M I C H E L  N O S T R A D A M V S.
Dont il en y à trois cents qui n'ont
encores iamais eƒté im-
primées.

 [vignette]

A  L Y O N,
Chez Antoine du Roƒne.
I 5 5 7

L'édition originelle serait selon lui d'une édition in-16 à "640 quatrains", i.e. à 40 quatrains à la centurie VII (Nachrichten, p.321). Ce serait donc une réimpression de l'édition Du Rosne imprimée le 3 novembre. En témoigne la transcription du quatrain V 39, identique à celui qu'on connaît par l'exemplaire de Budapest : "in meinem Exemplar p.116" (Nachrichten, p.325). Schwindel poursuit sa description par la mention suivante :

"Achevé d'imprimer le troisiesme de Novembre,
it. à Lyon 1627.
in-12."

... "it." pour item probablement, c'est-à-dire "et aussi" : il s'agirait d'une autre édition, beaucoup plus tardive et inconnue des bibliographes, apparemment imprimée à Lyon en 1627, c'est-à-dire d'une édition antidatée au frontispice (puisqu'elle n'a pas été imprimée par Antoine du Rosne, décédé depuis plus de cinquante ans) mais qu'on peut supposer correctement datée à l'excipit.

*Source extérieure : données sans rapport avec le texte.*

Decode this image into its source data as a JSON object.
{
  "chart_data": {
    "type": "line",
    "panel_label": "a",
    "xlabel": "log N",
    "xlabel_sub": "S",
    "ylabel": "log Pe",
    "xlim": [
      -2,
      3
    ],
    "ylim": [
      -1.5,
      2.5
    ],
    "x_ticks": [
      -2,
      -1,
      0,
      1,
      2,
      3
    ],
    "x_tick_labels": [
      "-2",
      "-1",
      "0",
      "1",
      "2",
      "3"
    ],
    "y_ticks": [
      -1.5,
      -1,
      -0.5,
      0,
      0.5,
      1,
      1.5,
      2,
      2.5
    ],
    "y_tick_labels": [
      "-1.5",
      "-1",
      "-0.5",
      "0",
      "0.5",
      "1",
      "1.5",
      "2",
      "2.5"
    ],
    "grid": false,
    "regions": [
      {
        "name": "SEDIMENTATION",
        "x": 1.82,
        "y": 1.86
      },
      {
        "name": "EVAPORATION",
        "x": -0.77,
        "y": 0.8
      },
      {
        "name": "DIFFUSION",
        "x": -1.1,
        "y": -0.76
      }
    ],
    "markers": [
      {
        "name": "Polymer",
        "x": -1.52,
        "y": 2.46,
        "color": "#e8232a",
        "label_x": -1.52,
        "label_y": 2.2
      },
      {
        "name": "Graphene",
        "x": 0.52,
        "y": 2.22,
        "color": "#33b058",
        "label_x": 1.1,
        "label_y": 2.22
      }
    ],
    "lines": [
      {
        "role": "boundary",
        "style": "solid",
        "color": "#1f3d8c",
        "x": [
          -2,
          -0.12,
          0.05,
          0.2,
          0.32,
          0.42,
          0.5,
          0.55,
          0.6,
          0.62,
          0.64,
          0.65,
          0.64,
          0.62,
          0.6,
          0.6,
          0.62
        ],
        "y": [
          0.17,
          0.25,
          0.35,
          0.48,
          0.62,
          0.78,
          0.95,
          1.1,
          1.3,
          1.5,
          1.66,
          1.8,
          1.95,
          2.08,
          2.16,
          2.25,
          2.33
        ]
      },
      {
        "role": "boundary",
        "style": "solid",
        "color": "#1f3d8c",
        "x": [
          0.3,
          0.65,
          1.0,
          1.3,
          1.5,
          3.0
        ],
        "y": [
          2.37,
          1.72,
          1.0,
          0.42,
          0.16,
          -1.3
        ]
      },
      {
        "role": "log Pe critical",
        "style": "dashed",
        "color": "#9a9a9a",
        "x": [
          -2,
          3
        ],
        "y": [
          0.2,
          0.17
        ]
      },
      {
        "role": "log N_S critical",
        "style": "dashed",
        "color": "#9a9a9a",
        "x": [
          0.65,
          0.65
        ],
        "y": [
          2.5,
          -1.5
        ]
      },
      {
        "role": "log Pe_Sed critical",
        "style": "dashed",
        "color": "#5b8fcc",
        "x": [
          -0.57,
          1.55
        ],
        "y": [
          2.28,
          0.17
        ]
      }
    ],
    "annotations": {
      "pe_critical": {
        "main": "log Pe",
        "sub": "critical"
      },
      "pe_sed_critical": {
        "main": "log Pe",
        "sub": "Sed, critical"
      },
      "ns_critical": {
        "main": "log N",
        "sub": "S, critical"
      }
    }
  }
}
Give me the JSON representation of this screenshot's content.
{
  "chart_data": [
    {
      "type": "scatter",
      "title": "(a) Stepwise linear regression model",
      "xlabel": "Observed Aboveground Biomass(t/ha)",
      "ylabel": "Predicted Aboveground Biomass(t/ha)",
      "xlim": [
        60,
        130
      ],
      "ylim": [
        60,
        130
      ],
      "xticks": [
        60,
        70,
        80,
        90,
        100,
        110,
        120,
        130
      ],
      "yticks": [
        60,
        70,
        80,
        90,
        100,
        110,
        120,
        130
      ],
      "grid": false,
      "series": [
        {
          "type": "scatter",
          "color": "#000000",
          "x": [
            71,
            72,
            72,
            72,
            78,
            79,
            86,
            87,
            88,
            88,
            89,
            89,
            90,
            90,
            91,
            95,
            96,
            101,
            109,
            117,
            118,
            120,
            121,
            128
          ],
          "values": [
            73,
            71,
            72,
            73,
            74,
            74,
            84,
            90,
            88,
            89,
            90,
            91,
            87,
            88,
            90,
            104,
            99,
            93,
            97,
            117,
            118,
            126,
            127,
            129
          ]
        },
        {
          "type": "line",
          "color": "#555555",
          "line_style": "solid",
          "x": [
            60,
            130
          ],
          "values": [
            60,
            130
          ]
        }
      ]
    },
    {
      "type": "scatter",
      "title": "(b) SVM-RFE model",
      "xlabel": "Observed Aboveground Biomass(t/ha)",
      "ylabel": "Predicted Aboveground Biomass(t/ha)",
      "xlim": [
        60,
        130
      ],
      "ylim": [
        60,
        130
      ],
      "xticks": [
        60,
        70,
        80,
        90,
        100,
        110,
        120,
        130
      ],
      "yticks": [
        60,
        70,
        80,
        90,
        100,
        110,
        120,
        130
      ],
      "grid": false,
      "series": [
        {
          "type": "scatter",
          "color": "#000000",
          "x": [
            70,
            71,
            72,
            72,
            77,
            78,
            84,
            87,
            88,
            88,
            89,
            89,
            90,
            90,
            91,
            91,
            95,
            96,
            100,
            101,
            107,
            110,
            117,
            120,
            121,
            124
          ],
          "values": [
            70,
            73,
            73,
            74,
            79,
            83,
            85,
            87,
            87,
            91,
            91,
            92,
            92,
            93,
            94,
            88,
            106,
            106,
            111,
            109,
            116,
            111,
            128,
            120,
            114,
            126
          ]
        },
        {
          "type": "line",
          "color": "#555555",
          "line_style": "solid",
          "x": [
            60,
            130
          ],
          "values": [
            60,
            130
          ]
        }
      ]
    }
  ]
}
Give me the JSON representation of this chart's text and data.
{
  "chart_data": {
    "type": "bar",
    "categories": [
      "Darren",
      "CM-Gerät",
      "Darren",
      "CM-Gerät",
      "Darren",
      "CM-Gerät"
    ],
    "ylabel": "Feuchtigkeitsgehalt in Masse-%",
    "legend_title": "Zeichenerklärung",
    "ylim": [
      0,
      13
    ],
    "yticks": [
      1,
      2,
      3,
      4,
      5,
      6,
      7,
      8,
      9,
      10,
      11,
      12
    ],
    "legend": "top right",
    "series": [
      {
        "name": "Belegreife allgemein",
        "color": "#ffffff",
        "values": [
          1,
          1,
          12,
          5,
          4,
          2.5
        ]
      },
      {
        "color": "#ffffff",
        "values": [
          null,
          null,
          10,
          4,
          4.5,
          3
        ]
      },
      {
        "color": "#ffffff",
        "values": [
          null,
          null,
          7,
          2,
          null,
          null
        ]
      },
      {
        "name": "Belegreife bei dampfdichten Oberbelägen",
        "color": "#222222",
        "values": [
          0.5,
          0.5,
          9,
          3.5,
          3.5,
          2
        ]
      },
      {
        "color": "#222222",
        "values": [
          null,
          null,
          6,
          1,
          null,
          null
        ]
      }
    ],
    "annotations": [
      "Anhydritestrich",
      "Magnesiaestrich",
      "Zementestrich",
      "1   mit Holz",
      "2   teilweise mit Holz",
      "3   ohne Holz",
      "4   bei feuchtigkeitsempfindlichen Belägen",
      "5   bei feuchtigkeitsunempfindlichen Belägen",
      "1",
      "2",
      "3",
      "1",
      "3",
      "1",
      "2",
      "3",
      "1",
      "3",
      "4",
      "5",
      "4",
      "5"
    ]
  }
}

Cette édition appartiendrait donc à une série de rééditions imprimées à Lyon au milieu des années 1620 au moment de la parution des éditions Didier, Jean III Huguetan, La Bottière et Castellard. Elle aurait été imprimée en réaction contre ces éditions qui ajoutent deux quatrains controuvés (VII 43-44) qui n'ont jamais fait partie du corpus originel (cf. CN 108).

La disposition des caractères au frontispice de cette réédition de 1627, plus étalée que sur les exemplaires de Budapest et de Moscou, la rapprocherait de la première édition Du Rosne datée de Septembre 1557. Les éditions ligueuses imprimées à Rouen et à Anvers (1588-1590), par ailleurs aux intitulés très différents au frontispice, sont les seules à présenter les caractéristiques de l'édition décrite par Schwindel : "M I C H E L  N O S T R A D A M V S" sur une ligne (Rouen), et la coupure au terme "im-primées" dans l'édition d'Anvers (cf. CN 70). Ces éditions reproduisent les contrefaçons d'Avignon, perdues, qui s'inspiraient directement des éditions Du Rosne, mais avec des sous-titres controuvés (cf. CN 71).
 

Ainsi de nouveaux soupçons s'attachent aux exemplaires connus de la seconde édition Du Rosne. A mesure de l'évolution de mes précédentes études, j'avais acquis une certaine suspicion quant à l'authenticité de cette seconde édition Du Rosne. La description de Schwindel ne fait que l'aggraver. Il se pourrait que la réimpression de 1627 soit conforme à la véritable édition Du Rosne à 640 quatrains, et que les exemplaires de Munich et de Budapest ne soient qu'une contrefaçon (parisienne ?) très fautive de l'authentique édition.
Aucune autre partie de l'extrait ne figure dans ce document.